Soso advised that for the trade to continues in a safe manner, the Shippers Council should take part in development of the COVID-19 Standard Operating Protocols (SOPs) for cargo Transporters and Freight Forwarders in the East African region.

He said the SOPs were developed by the Federation of East African Freight Forwarders Associations (FEAFFA), the umbrella body of the clearing agents in the East Africa’s countries of Uganda, Tanzania, Rwanda, Burundi and Kenya, with support from TradeMark East Africa (TMEA).

“The SOPs sought to reduce the spread of COVID-19 among the logistics service providers in the East Africa region by giving general guidelines to cargo transporters and freight forwarders,” he revealed.

He revealed that the measures were targeting cargo road trucking- drivers, crew and transporters; warehousing, Container Freight Station (CFSs), Inland Container Depots (ICD), customs clearance and freight forwarders sector.

According to Mr.
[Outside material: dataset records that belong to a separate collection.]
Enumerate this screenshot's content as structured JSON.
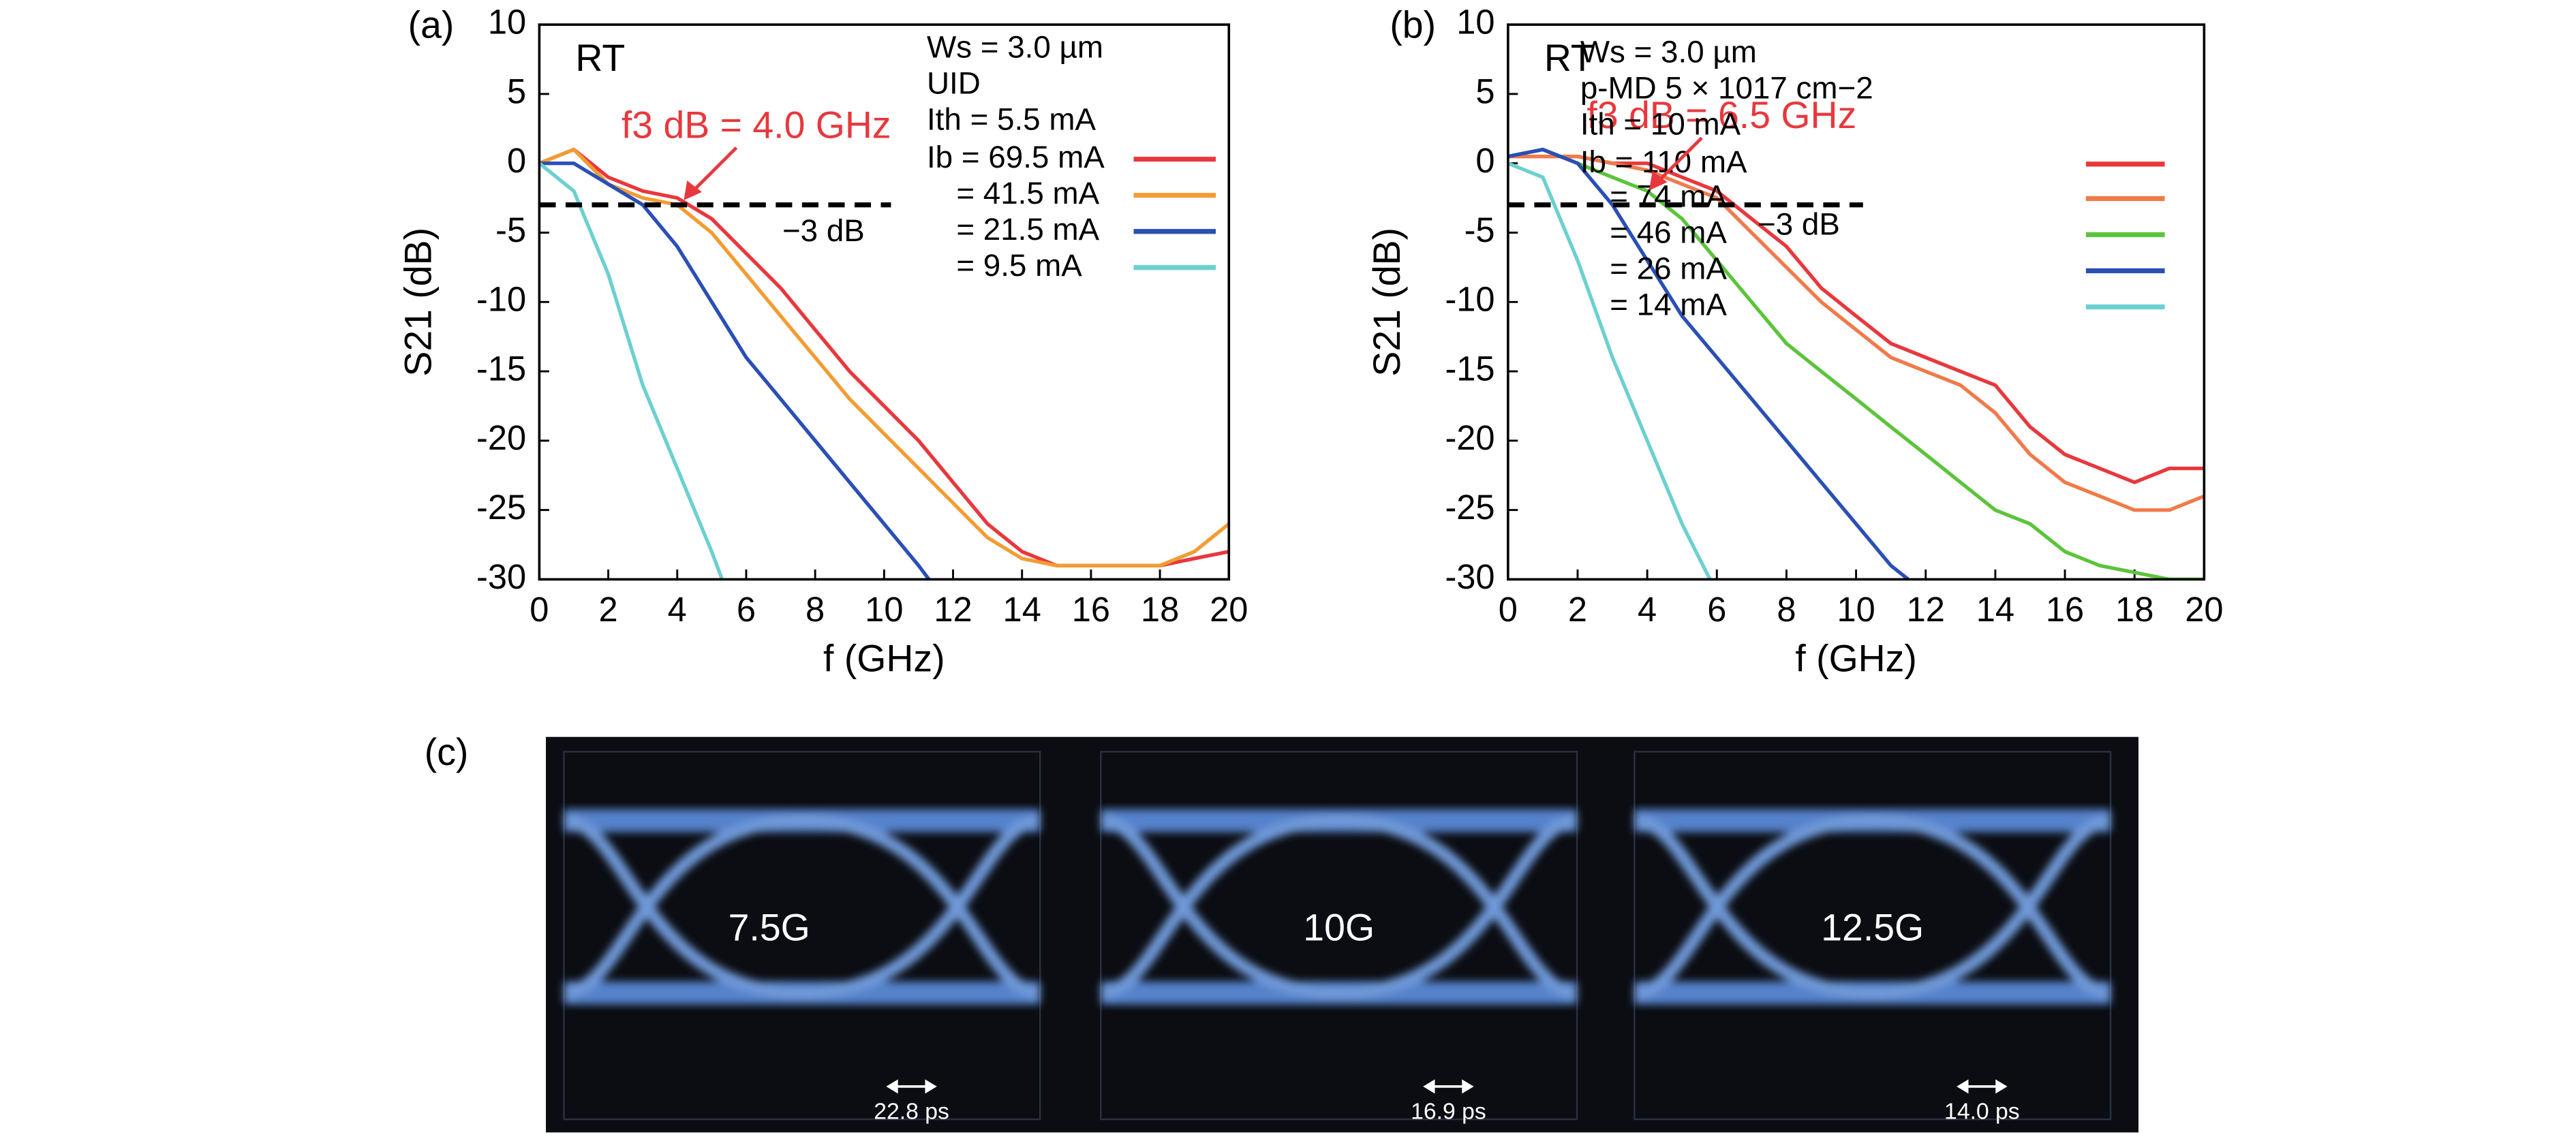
{
  "chart_data": [
    {
      "type": "line",
      "panel_label": "(a)",
      "condition": "RT",
      "f3db_label": "f3 dB = 4.0 GHz",
      "ref_line": -3,
      "ref_label": "−3 dB",
      "legend_header": [
        "Ws = 3.0 µm",
        "UID",
        "Ith = 5.5 mA"
      ],
      "x_label": "f (GHz)",
      "y_label": "S21 (dB)",
      "xlim": [
        0,
        20
      ],
      "ylim": [
        -30,
        10
      ],
      "xticks": [
        0,
        2,
        4,
        6,
        8,
        10,
        12,
        14,
        16,
        18,
        20
      ],
      "yticks": [
        -30,
        -25,
        -20,
        -15,
        -10,
        -5,
        0,
        5,
        10
      ],
      "series": [
        {
          "name": "Ib = 69.5 mA",
          "color": "#e8383d",
          "x": [
            0,
            1,
            2,
            3,
            4,
            5,
            6,
            7,
            8,
            9,
            10,
            11,
            12,
            13,
            14,
            15,
            16,
            17,
            18,
            19,
            20
          ],
          "values": [
            0,
            1,
            -1,
            -2,
            -2.5,
            -4,
            -6.5,
            -9,
            -12,
            -15,
            -17.5,
            -20,
            -23,
            -26,
            -28,
            -29,
            -29,
            -29,
            -29,
            -28.5,
            -28
          ]
        },
        {
          "name": "= 41.5 mA",
          "color": "#f39c33",
          "x": [
            0,
            1,
            2,
            3,
            4,
            5,
            6,
            7,
            8,
            9,
            10,
            11,
            12,
            13,
            14,
            15,
            16,
            17,
            18,
            19,
            20
          ],
          "values": [
            0,
            1,
            -1.5,
            -2.5,
            -3,
            -5,
            -8,
            -11,
            -14,
            -17,
            -19.5,
            -22,
            -24.5,
            -27,
            -28.5,
            -29,
            -29,
            -29,
            -29,
            -28,
            -26
          ]
        },
        {
          "name": "= 21.5 mA",
          "color": "#2a4fb5",
          "x": [
            0,
            1,
            2,
            3,
            4,
            5,
            6,
            7,
            8,
            9,
            10,
            11,
            11.3
          ],
          "values": [
            0,
            0,
            -1.5,
            -3,
            -6,
            -10,
            -14,
            -17,
            -20,
            -23,
            -26,
            -29,
            -30
          ]
        },
        {
          "name": "= 9.5 mA",
          "color": "#6cd0d0",
          "x": [
            0,
            1,
            2,
            3,
            4,
            5,
            5.3
          ],
          "values": [
            0,
            -2,
            -8,
            -16,
            -22,
            -28,
            -30
          ]
        }
      ]
    },
    {
      "type": "line",
      "panel_label": "(b)",
      "condition": "RT",
      "f3db_label": "f3 dB = 6.5 GHz",
      "ref_line": -3,
      "ref_label": "−3 dB",
      "legend_header": [
        "Ws = 3.0 µm",
        "p-MD 5 × 1017 cm−2",
        "Ith = 10 mA"
      ],
      "x_label": "f (GHz)",
      "y_label": "S21 (dB)",
      "xlim": [
        0,
        20
      ],
      "ylim": [
        -30,
        10
      ],
      "xticks": [
        0,
        2,
        4,
        6,
        8,
        10,
        12,
        14,
        16,
        18,
        20
      ],
      "yticks": [
        -30,
        -25,
        -20,
        -15,
        -10,
        -5,
        0,
        5,
        10
      ],
      "series": [
        {
          "name": "Ib = 110 mA",
          "color": "#e8383d",
          "x": [
            0,
            1,
            2,
            3,
            4,
            5,
            6,
            7,
            8,
            9,
            10,
            11,
            12,
            13,
            14,
            15,
            16,
            17,
            18,
            19,
            20
          ],
          "values": [
            0.5,
            0.5,
            0.5,
            0,
            0,
            -1,
            -2,
            -4,
            -6,
            -9,
            -11,
            -13,
            -14,
            -15,
            -16,
            -19,
            -21,
            -22,
            -23,
            -22,
            -22
          ]
        },
        {
          "name": "= 74 mA",
          "color": "#f07a4a",
          "x": [
            0,
            1,
            2,
            3,
            4,
            5,
            6,
            7,
            8,
            9,
            10,
            11,
            12,
            13,
            14,
            15,
            16,
            17,
            18,
            19,
            20
          ],
          "values": [
            0.5,
            0.5,
            0.5,
            0,
            -0.5,
            -1.5,
            -2.5,
            -5,
            -7.5,
            -10,
            -12,
            -14,
            -15,
            -16,
            -18,
            -21,
            -23,
            -24,
            -25,
            -25,
            -24
          ]
        },
        {
          "name": "= 46 mA",
          "color": "#5cc43c",
          "x": [
            0,
            1,
            2,
            3,
            4,
            5,
            6,
            7,
            8,
            9,
            10,
            11,
            12,
            13,
            14,
            15,
            16,
            17,
            18,
            19,
            20
          ],
          "values": [
            0.5,
            1,
            0,
            -1,
            -2,
            -4,
            -7,
            -10,
            -13,
            -15,
            -17,
            -19,
            -21,
            -23,
            -25,
            -26,
            -28,
            -29,
            -29.5,
            -30,
            -30
          ]
        },
        {
          "name": "= 26 mA",
          "color": "#2a4fb5",
          "x": [
            0,
            1,
            2,
            3,
            4,
            5,
            6,
            7,
            8,
            9,
            10,
            11,
            11.5
          ],
          "values": [
            0.5,
            1,
            0,
            -3,
            -7,
            -11,
            -14,
            -17,
            -20,
            -23,
            -26,
            -29,
            -30
          ]
        },
        {
          "name": "= 14 mA",
          "color": "#6cd0d0",
          "x": [
            0,
            1,
            2,
            3,
            4,
            5,
            5.8
          ],
          "values": [
            0,
            -1,
            -7,
            -14,
            -20,
            -26,
            -30
          ]
        }
      ]
    }
  ],
  "eye_diagram": {
    "panel_label": "(c)",
    "panels": [
      {
        "rate": "7.5G",
        "scale": "22.8 ps"
      },
      {
        "rate": "10G",
        "scale": "16.9 ps"
      },
      {
        "rate": "12.5G",
        "scale": "14.0 ps"
      }
    ]
  }
}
Soso, the SOPs will be rolled out through a multi-sectorial holistic approach where all agencies will be assigned roles and responsibilities of implementing them.

“As long this virus exists, these SOPs will be subjected to review to ensure smooth running of businesses along the supply chain,” he said.

Mr. Soso added that the South Sudan Shippers Council will continues to sensitize its members to abide to all SOPs to counter COVID-19.

While Commenting about the recent reports of Ugandan truck drivers being harassed, kidnapped and killed along the Nimule-Juba route, Mr. Soso acknowledged that it is unfortunate as it disrupts the supply chain and works against the country’s economic growth and development.

He further noted that the Government of South Sudan has put in place a security measure to ensure safe passage of goods and people.

“These include putting security checkpoints along the Nimule-Juba road and providing vehicles escorts, among others.”

Meanwhile the Chairman for Regional Lorry Drivers Association, Mr. Byron Kinenesaid that there is need for the Ugandan government to collaborate with its South Sudan counterpart to provide enhanced security along the road to ensure safety of traders who ply the route.

Mr. Kinene said that there have been rampant unregulated roadblocks staged along the highway, especially at Nisitu, near Juba, that are being used by someSouth Sudanese to extort money from traders and also kill others.

 “It is at Nisitu where Ugandan drivers are always ambushed and killed at the same sport and the South Sudan security does not do anything about it. They should beef up security in that area but if they do not have capacity, they should collaborate with the Ugandan government to ensure the safety of traders,” Mr. Kinene said.

“How come Uganda, with advanced security services, deployed in Somalia which is neither our neighbor nor a member of the East African Community? Why can’t it do the same in South Sudan? How many Ugandan’s trades with Somalia?” he questioned.

However, he warned truck drivers against driving alone along the route after 3PM, saying that they should at least move in a convoy to minimize attacks.